Speech against Devolution – 28th June 2016

Thank you, Lord Mayor.

First, I would like to reiterate thanks to all the officers who have worked so hard to try and make this a good deal for Norwich.

In my speech, I am going to focus on just one of my concerns – this agreement’s focus on businesses and growth rather than quality of life for residents.

The combined authority would be conflicted between serving the public interest and serving business interests, and I feel that the business interests are being given the upper hand.

The combined authority will consist of council leaders; an elected mayor; … and a representative of the Local Enterprise Partnership.

No trade unions, no charities, no other special interest groups of any kind – the LEP will be the single unelected voice on the authority.

Increasing amounts of money and power have been handed to LEPs nationwide in the past few years, yet they have no proper system of overview and scrutiny.
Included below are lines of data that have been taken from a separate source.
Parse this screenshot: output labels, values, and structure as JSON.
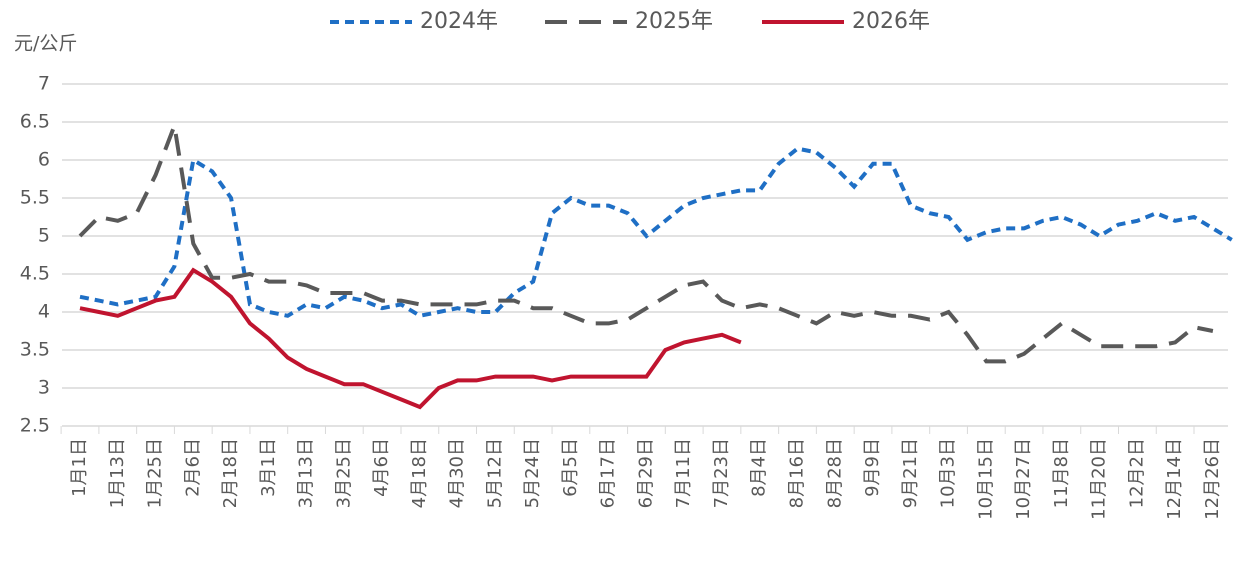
{
  "chart_data": {
    "type": "line",
    "y_label": "元/公斤",
    "categories": [
      "1月1日",
      null,
      "1月13日",
      null,
      "1月25日",
      null,
      "2月6日",
      null,
      "2月18日",
      null,
      "3月1日",
      null,
      "3月13日",
      null,
      "3月25日",
      null,
      "4月6日",
      null,
      "4月18日",
      null,
      "4月30日",
      null,
      "5月12日",
      null,
      "5月24日",
      null,
      "6月5日",
      null,
      "6月17日",
      null,
      "6月29日",
      null,
      "7月11日",
      null,
      "7月23日",
      null,
      "8月4日",
      null,
      "8月16日",
      null,
      "8月28日",
      null,
      "9月9日",
      null,
      "9月21日",
      null,
      "10月3日",
      null,
      "10月15日",
      null,
      "10月27日",
      null,
      "11月8日",
      null,
      "11月20日",
      null,
      "12月2日",
      null,
      "12月14日",
      null,
      "12月26日",
      null
    ],
    "series": [
      {
        "name": "2024年",
        "color": "#1f6fc5",
        "dashed": true,
        "values": [
          4.2,
          4.15,
          4.1,
          4.15,
          4.2,
          4.6,
          6.0,
          5.85,
          5.5,
          4.1,
          4.0,
          3.95,
          4.1,
          4.05,
          4.2,
          4.15,
          4.05,
          4.1,
          3.95,
          4.0,
          4.05,
          4.0,
          4.0,
          4.25,
          4.4,
          5.3,
          5.5,
          5.4,
          5.4,
          5.3,
          5.0,
          5.2,
          5.4,
          5.5,
          5.55,
          5.6,
          5.6,
          5.95,
          6.15,
          6.1,
          5.9,
          5.65,
          5.95,
          5.95,
          5.4,
          5.3,
          5.25,
          4.95,
          5.05,
          5.1,
          5.1,
          5.2,
          5.25,
          5.15,
          5.0,
          5.15,
          5.2,
          5.3,
          5.2,
          5.25,
          5.1,
          4.95
        ]
      },
      {
        "name": "2025年",
        "color": "#595959",
        "dashed": true,
        "values": [
          5.0,
          5.25,
          5.2,
          5.3,
          5.8,
          6.45,
          4.9,
          4.45,
          4.45,
          4.5,
          4.4,
          4.4,
          4.35,
          4.25,
          4.25,
          4.25,
          4.15,
          4.15,
          4.1,
          4.1,
          4.1,
          4.1,
          4.15,
          4.15,
          4.05,
          4.05,
          3.95,
          3.85,
          3.85,
          3.9,
          4.05,
          4.2,
          4.35,
          4.4,
          4.15,
          4.05,
          4.1,
          4.05,
          3.95,
          3.85,
          4.0,
          3.95,
          4.0,
          3.95,
          3.95,
          3.9,
          4.0,
          3.7,
          3.35,
          3.35,
          3.45,
          3.65,
          3.85,
          3.7,
          3.55,
          3.55,
          3.55,
          3.55,
          3.6,
          3.8,
          3.75,
          null
        ]
      },
      {
        "name": "2026年",
        "color": "#c0142f",
        "dashed": false,
        "values": [
          4.05,
          4.0,
          3.95,
          4.05,
          4.15,
          4.2,
          4.55,
          4.4,
          4.2,
          3.85,
          3.65,
          3.4,
          3.25,
          3.15,
          3.05,
          3.05,
          2.95,
          2.85,
          2.75,
          3.0,
          3.1,
          3.1,
          3.15,
          3.15,
          3.15,
          3.1,
          3.15,
          3.15,
          3.15,
          3.15,
          3.15,
          3.5,
          3.6,
          3.65,
          3.7,
          3.6,
          null,
          null,
          null,
          null,
          null,
          null,
          null,
          null,
          null,
          null,
          null,
          null,
          null,
          null,
          null,
          null,
          null,
          null,
          null,
          null,
          null,
          null,
          null,
          null,
          null,
          null
        ]
      }
    ],
    "ylim": [
      2.5,
      7
    ],
    "yticks": [
      2.5,
      3,
      3.5,
      4,
      4.5,
      5,
      5.5,
      6,
      6.5,
      7
    ],
    "grid": true,
    "legend": "top"
  }
}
They are not even subject to the Freedom of Information Act.

A National Audit Office report concluded that LEPs – quote – “are not as transparent to the public as we would expect given that they are now responsible for significant amounts of taxpayers’ money.”

Unlike all the other representatives on the combined authority, whose remit is to serve the people who elected them, the LEP’s interest is solely in driving economic growth and advancing the interests of businesses, whether or not such “progress” serves our citizens.

In this deal, the LEP has been given the power to influence taxation policy – a veto on an elected mayor’s power to increase business rates by two per cent.  Even then, the under-representation of small businesses on LEPs means that, as usual, it will be large multinationals dictating the agenda.

On top of putting business at the core of its governmental structure, the combined authority will be forced to put the profit motive foremost in its agenda too.

Its 25 million pound allocation to “leverage additional financial benefit” is essentially like a grant to a start-up business – money to make money – which it seems to me is then likely to become the sole purpose of the combined authority – forget about providing services for citizens.

As if that wasn’t enough, the agreement also states that funding allocations will be judged based on whether they have “contributed to national growth” (p.114), which effectively punishes any combined authorities who put the provision of public services before profit – the very opposite of how funding of local government should work.

The devolution proposals are, in my view, a cynical attempt to divert money away from the services that people rely on and towards private sector interests.

Make no mistake: the money being put up for devolution is not ‘new’ money. It is the same money, taken from our taxes, cut from our local authority revenue support grants, claimed for their own agenda by George Osborne and his cronies, and now siphoned off for the private sector instead of being spent on vital services.

We must stand up to these Tory policies that steal public money from the poor and vulnerable.